At the 2010 United Nations Climate Change Conference in Cancún, delegates voted to set up a Green Climate Fund (GCF) to help poorer countries adapt to and mitigate the effects of climate change. The Fund would draw on the coffers of the developed world, which collectively pledged to raise $100 billion per year by 2020. Three years later, the fund is beginning its first round of fundraising, but the still-weak global economy has the Financial Times wondering “where even the first $100m will come from.” The FT reports:
“Grants and concessional loans are scarce resources, especially in a world where many of the traditional developed country contributors are still recovering from the global financial and economic crisis,” said Hela Cheikhrouhou, executive director of the UN’s Green Climate Fund. […]
A failure to act quickly has its own costs, she warned. “It’s like a snowball effect: the more you delay action the more the action will be costly,” she said in an interview with the Financial Times.
On this last point, Cheikhrouhou is wrong. Sometimes delays can save you from costly mistakes.

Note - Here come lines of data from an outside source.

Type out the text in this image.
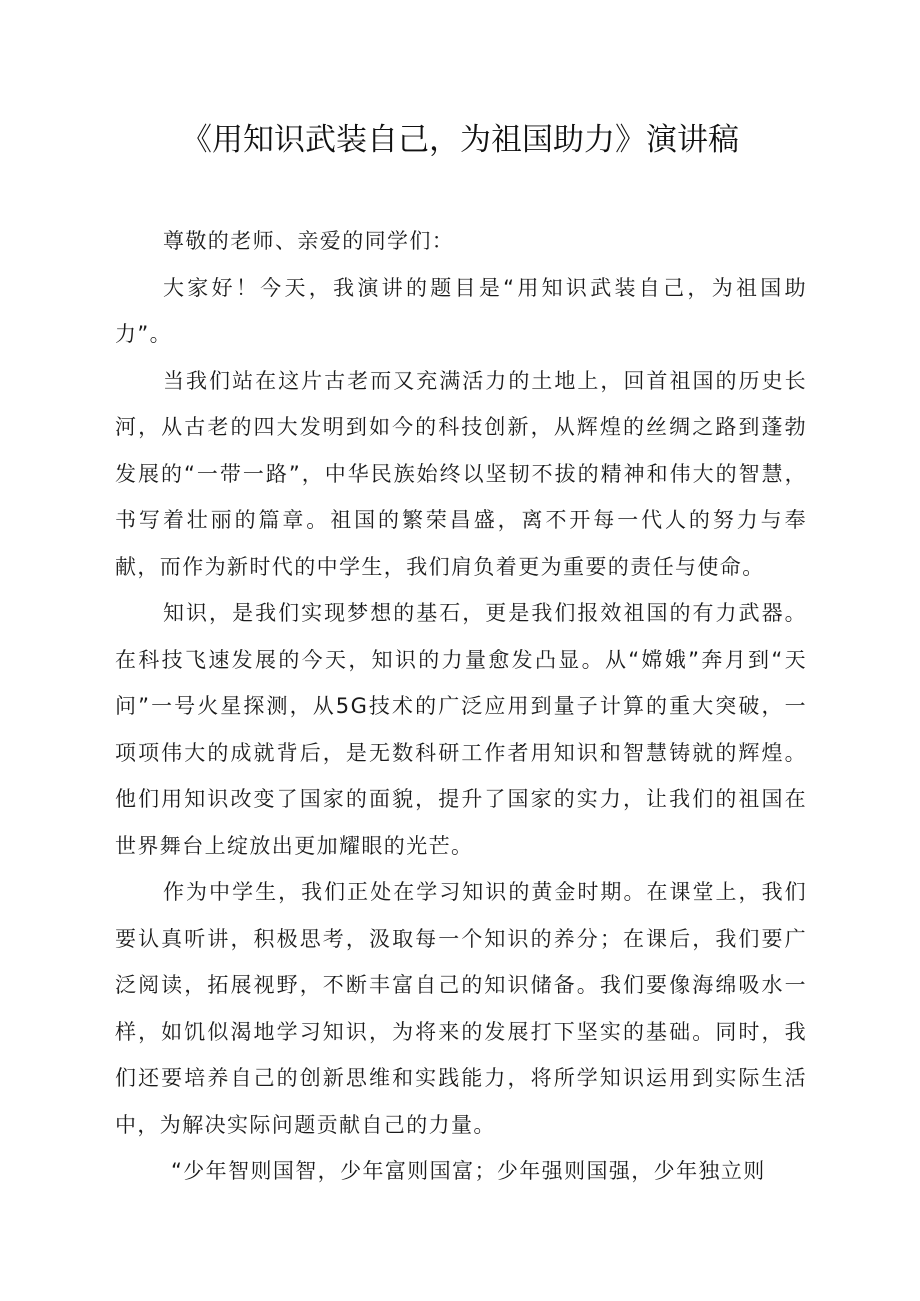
《用知识武装自己，为祖国助力》演讲稿

尊敬的老师、亲爱的同学们：

大家好！今天，我演讲的题目是“用知识武装自己，为祖国助力”。

当我们站在这片古老而又充满活力的土地上，回首祖国的历史长河，从古老的四大发明到如今的科技创新，从辉煌的丝绸之路到蓬勃发展的“一带一路”，中华民族始终以坚韧不拔的精神和伟大的智慧，书写着壮丽的篇章。祖国的繁荣昌盛，离不开每一代人的努力与奉献，而作为新时代的中学生，我们肩负着更为重要的责任与使命。

知识，是我们实现梦想的基石，更是我们报效祖国的有力武器。在科技飞速发展的今天，知识的力量愈发凸显。从“嫦娥”奔月到“天问”一号火星探测，从5G技术的广泛应用到量子计算的重大突破，一项项伟大的成就背后，是无数科研工作者用知识和智慧铸就的辉煌。他们用知识改变了国家的面貌，提升了国家的实力，让我们的祖国在世界舞台上绽放出更加耀眼的光芒。

作为中学生，我们正处在学习知识的黄金时期。在课堂上，我们要认真听讲，积极思考，汲取每一个知识的养分；在课后，我们要广泛阅读，拓展视野，不断丰富自己的知识储备。我们要像海绵吸水一样，如饥似渴地学习知识，为将来的发展打下坚实的基础。同时，我们还要培养自己的创新思维和实践能力，将所学知识运用到实际生活中，为解决实际问题贡献自己的力量。

“少年智则国智，少年富则国富；少年强则国强，少年独立则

If the GCF raises the necessary funds, it is supposed to invest them in zero-carbon energy sources and seed infrastructure projects in the developing world. In both cases, the delays might not be as terrible as greens think. Right now alternative energy is struggling to compete on a non-subsidized basis with fossil fuels; a few years down the line, technological advances may have leveled the playing field—and a lot of money would have been saved by not investing in obsolescent, uncompetitive technology. A short delay now may pay dividends down the road.